On Jan 7, 2:45 pm, "Eric Gisin" <er...(a)nospammail.net> wrote:
> Google "irreducible imprecision" shows this has been discussed for 3+ years.
>
> http://theresilientearth.com/?q=content/climate-models-irreducibly-im....
>
> Submitted by Doug L. Hoffman on Thu, 01/07/2010 - 15:50
>
> A number of recent papers analyzing the nature of climate models have yielded a stunning result
> little known outside of mathematical circles-climate models like the ones relied on by the IPCC
> contain "irreducible imprecision." According to one researcher, all interesting solutions for
> atmospheric and oceanic simulation (AOS) models are chaotic, hence almost certainly structurally
> unstable. Further more, this instability is an intrinsic mathematical property of the models which
> can not be eliminated. Analysis suggests that models should only be used to study processes and
> phenomena, not for precise comparisons with nature.
>
> The ability to predict the future state of the Earth climate system, given its present state and
> the forcings acting upon it, is the holly grail of climate science. What is not fully appreciated
> by most is that,in the prediction of the evolution of that system, we are severely limited by the
> fact that we do not know with arbitrary accuracy the evolution equations and the initial conditions
> of the system.

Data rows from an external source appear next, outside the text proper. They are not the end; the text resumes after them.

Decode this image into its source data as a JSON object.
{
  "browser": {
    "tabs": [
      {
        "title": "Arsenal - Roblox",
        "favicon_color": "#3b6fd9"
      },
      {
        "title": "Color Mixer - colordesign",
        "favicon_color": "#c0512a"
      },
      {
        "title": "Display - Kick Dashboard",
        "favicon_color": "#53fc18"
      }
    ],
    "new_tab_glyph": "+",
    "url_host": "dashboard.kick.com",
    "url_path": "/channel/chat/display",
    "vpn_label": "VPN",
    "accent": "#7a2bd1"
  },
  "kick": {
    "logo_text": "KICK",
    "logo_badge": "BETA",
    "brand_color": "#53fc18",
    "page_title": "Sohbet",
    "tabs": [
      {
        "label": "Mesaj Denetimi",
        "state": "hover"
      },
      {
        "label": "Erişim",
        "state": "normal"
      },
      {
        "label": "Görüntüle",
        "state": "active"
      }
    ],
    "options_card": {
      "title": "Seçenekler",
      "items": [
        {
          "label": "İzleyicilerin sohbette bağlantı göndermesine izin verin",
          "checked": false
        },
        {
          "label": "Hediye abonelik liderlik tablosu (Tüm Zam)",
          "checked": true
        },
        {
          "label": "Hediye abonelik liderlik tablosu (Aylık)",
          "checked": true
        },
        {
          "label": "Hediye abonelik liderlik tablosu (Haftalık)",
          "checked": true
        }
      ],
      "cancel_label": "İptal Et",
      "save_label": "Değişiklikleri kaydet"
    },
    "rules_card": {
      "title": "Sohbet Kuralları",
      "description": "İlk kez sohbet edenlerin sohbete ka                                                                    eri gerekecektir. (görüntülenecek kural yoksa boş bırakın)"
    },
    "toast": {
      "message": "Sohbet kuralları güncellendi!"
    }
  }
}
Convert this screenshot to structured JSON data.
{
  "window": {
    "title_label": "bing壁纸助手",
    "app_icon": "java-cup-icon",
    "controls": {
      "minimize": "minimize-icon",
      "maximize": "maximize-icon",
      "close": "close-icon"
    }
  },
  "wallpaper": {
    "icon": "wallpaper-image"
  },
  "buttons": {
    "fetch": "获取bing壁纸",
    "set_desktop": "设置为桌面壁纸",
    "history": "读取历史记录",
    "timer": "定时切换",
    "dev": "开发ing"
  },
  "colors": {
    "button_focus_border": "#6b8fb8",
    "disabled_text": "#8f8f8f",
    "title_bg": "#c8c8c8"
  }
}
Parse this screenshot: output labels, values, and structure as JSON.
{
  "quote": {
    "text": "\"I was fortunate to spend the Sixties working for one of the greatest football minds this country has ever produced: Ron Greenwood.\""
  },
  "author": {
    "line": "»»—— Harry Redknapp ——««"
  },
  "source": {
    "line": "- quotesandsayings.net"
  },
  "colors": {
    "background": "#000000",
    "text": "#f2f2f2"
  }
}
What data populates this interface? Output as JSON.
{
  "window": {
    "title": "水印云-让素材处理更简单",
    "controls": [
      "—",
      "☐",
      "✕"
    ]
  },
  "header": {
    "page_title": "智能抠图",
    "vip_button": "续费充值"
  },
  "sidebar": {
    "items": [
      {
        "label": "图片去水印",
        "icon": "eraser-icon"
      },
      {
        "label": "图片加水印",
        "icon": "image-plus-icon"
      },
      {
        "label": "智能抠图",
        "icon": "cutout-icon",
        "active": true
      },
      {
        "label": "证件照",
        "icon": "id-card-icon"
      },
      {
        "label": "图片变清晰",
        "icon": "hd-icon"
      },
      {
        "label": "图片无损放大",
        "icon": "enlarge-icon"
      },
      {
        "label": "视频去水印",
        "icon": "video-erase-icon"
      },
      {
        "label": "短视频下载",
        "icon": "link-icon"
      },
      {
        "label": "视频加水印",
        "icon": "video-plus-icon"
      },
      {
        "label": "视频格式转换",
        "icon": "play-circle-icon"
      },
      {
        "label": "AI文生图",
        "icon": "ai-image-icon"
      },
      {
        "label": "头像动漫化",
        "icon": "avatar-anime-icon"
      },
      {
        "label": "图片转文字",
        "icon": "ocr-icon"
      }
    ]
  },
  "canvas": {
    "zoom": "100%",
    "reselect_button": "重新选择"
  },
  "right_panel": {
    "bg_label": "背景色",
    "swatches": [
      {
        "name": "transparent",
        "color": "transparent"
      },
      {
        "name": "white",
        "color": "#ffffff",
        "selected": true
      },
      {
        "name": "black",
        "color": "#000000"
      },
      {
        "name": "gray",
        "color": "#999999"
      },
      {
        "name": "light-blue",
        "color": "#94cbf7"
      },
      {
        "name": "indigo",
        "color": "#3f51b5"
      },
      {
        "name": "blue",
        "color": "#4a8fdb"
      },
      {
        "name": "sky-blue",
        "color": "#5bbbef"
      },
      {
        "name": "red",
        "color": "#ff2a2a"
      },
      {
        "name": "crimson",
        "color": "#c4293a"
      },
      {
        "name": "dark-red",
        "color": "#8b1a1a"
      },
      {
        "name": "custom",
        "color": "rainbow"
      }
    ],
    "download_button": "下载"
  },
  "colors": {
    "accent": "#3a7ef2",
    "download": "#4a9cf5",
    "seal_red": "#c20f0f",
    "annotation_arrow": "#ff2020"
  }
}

By necessity climate models work with a finite number of equations, from initial
> data determined with finite resolution from a finite set of observations. These limitations are
> further exacerbated by the addition of structural instability due to finite mesh discretization
> errors (the real world isn't divided into boxes 10s or 100s of kilometers on a side; the impact of
> changing mesh size has been well documented in a number of recent studies).